Весь вид людей, едущих растянувшейся вереницей, говорит об их усталости от неправедных трудов.

Они покрыты пылью, а широкополые легкие шляпы, долженствующие беречь лица от солнечных лучей, украшены темными пятнами пота, проступившего на пыльных тульях.

На бедрах у каждого по два длинноствольных «драммера», принятых в этих краях в качестве оружия самообороны, а в седельных чехлах виднеются приклады ружей.

Лошади ступают тяжело, осторожно выбирая меж камней место для того, чтобы поставить копыта.

На одну из высоких скал выезжает всадник, которого люди, пробирающиеся каньоном, не видят до поры.

Всадник являет собой резкий контраст этим людям. Его костюм демонстрирует образец опрятности. Воротничок, обнимающий шею белым ободком, украшен узкой пестрой лентой, завязанной не без изящества.

Его шляпа в тон бежевому легкому сюртуку, прямо поверх которого застегнут ремень с палашом, патронташем и «драммером» системы «Фронтир»…

– Банально несколько, – заметил тут Кантор.

– Что? – встрепенулся сочинитель.

– Нет, нет, извините меня, – отмахнулся сыщик, – продолжайте.

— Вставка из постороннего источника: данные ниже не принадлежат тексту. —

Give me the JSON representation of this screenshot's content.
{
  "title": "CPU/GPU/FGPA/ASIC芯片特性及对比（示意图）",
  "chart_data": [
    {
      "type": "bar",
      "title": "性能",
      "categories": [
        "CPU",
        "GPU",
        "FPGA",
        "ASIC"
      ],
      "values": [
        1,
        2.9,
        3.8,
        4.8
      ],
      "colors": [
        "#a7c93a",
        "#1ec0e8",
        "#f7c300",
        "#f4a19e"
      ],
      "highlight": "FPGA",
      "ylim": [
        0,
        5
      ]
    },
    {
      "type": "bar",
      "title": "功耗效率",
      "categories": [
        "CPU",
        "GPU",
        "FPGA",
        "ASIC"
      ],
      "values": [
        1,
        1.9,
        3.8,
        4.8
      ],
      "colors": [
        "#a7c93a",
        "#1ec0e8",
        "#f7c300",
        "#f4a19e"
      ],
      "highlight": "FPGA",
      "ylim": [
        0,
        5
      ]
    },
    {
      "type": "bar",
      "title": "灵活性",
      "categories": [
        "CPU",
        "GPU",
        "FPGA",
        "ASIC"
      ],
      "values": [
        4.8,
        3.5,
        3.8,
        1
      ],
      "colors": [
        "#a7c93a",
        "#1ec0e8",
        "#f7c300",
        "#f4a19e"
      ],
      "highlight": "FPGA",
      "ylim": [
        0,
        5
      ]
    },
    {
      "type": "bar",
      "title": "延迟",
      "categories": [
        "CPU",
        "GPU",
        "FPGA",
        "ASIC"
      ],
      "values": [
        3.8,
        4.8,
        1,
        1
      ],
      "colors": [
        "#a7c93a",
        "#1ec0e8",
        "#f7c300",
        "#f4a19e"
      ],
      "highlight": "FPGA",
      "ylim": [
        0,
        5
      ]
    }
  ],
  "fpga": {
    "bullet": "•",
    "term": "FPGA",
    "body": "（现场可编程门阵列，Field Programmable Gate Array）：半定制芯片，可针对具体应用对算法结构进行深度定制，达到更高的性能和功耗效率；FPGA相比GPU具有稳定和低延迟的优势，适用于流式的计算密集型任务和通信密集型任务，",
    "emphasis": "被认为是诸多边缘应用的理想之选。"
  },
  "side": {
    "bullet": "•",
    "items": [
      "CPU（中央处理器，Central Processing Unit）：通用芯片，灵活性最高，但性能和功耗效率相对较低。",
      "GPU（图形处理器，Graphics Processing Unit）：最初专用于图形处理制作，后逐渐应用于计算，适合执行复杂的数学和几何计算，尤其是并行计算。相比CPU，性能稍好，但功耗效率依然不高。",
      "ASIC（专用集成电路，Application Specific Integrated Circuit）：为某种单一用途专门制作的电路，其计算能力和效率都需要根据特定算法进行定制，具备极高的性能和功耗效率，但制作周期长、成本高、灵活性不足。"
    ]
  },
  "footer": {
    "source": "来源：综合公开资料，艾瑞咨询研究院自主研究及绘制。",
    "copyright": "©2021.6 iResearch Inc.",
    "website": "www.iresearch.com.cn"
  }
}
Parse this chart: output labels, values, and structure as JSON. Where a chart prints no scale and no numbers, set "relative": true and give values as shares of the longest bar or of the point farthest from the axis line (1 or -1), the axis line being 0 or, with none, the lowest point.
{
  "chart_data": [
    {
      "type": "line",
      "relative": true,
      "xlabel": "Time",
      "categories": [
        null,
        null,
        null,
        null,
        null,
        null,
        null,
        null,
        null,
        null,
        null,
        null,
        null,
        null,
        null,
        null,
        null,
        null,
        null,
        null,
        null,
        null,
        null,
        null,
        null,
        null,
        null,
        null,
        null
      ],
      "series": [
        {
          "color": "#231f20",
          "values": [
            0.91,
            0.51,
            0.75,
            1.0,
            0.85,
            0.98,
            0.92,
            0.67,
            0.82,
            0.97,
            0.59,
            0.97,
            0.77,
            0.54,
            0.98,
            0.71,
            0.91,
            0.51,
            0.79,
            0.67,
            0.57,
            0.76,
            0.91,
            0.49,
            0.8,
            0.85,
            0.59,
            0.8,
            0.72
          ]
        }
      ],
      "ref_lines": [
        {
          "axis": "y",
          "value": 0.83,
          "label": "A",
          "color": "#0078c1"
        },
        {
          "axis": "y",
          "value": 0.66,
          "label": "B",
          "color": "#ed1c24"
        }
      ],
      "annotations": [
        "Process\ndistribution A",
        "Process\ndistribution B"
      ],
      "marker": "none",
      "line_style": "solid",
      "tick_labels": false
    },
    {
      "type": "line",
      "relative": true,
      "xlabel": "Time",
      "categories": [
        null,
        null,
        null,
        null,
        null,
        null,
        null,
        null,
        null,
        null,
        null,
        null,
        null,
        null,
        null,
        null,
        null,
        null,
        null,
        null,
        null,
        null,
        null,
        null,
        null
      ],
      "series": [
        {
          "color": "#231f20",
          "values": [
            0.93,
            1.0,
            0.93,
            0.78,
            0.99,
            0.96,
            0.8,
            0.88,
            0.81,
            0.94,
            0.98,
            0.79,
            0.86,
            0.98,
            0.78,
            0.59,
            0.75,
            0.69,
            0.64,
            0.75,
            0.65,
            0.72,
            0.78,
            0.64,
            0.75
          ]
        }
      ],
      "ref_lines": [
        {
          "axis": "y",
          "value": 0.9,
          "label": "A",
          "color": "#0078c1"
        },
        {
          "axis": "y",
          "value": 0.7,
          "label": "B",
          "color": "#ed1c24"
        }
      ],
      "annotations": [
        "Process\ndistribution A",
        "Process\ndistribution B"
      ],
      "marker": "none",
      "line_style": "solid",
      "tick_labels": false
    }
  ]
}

И Лендер продолжил чтение:

Всё это уже выдавало бы во всаднике представителя закона, даже если бы на шее у него не красовался знак единорога на цепи.

Он достает из седельного чехла кавалерийский «драмм-ган» «Хант-Лоутон».

Прицеливается.

Стреляет.

С головы одного из едущих внизу слетает шляпа, сбитая пулей. Лошадь пугается и сбрасывает седока.

Все хватаются за оружие и начинают вертеть головами. Но, увидев всадника на скале, отказываются от намерений открывать огонь…

Дальше в таком же духе неведомый автор сценария подробнейше живописал сцену разговора между представителем власти и главарем шайки разбойников, которыми оказались люди в каньоне.